Bağımsızlığını kazandığı 1991'e kadar Sovyetler Birliği'nin bir parçası olan Kazakistan'da, Kazak felâketi olarak da bilinen 1930-1933 Kazak kıtlığının yaşandığı dönemdeki Stalin'in totaliter rejiminin kurbanları anılmaya devam ederken o dönemde suçlananları aklama faaliyetleri sürüyor.
- Kazakistan'da 1997 yılından itibaren her yıl 31 Mayıs'ta bu felâket "Siyasî Baskı, Sürgün ve Açlık Kurbanlarını Anma Günü" olarak düzenleniyor.
20. yüzyılın ilk yarısında eski Sovyetler Birliği'nin yüz ölçümü olarak en büyük ikinci ülkesinin başına, Stalin'in emriyle Bolşevik Filip Goloşekin getirildi. Kazakistan Komünist Partisi Birinci Sekreteri atanan Goloşekin, göreve geldikten hemen sonra ülkede "Küçük Ekim Devrimi" politikasını uygulamaya başladı.
Goloşekin, yerel halkın büyük kısmının köylerde hayvancılıkla hayatını sürdürmesini fırsat bilerek yeni bir karar aldı. Tarihte "Kolektifleştirme" adıyla bilinen ve Kazakları yerleşik yaşam tarzına alıştırmak için alınan kararla, zengin köylülerin yanı sıra orta sınıf insanların da tek geçim kaynağı olan hayvanlarına el konuldu.
İstatistiklere göre, Kolektifleştirme öncesi Kazakistan'daki büyükbaş sayısı 45 milyon iken bu rakam birkaç yıl içinde 4 milyona kadar düştü.

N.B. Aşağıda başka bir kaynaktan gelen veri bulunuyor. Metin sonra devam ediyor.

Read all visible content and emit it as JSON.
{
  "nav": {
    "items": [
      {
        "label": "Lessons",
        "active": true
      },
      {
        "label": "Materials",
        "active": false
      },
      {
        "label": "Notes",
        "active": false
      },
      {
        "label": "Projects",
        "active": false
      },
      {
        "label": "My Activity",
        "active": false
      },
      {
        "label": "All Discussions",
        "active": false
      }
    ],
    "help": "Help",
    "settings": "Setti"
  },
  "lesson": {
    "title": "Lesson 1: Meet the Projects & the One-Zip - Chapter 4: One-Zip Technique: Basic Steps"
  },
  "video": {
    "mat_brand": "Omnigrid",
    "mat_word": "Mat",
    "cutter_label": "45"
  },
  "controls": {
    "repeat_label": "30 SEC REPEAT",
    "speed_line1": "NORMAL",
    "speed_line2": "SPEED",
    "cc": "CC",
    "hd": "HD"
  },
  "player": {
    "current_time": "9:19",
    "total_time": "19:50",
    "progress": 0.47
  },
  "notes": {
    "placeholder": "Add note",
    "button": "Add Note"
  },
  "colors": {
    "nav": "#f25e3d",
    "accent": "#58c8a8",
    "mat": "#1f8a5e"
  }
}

Bu durum, 1930-1933 yıllarında "Büyük Açlık" olaylarının yaşanmasına neden oldu.
Ülkede söz konusu açlık döneminde toplam 6 milyonluk nüfusun yaklaşık 2,5 milyonu hayatını kaybetti.
Böylece 1918, 1921 ve 1930'larda yaşanan açlık olaylarında toplam 5 milyondan fazla Kazak yaşamını yitirdi.
1937'de ise Kazak aydınları Stalin'in "Kızıl Terör" adı verilen cezalandırma politikasına tabi tutuldu.
- "Milliyetçi" ve "pantürkist" olarak suçlanan 25 binden fazla Kazak aydını kurşuna dizildi, eşleri ve çocukları ise çeşitli kamplara sürgün edildi.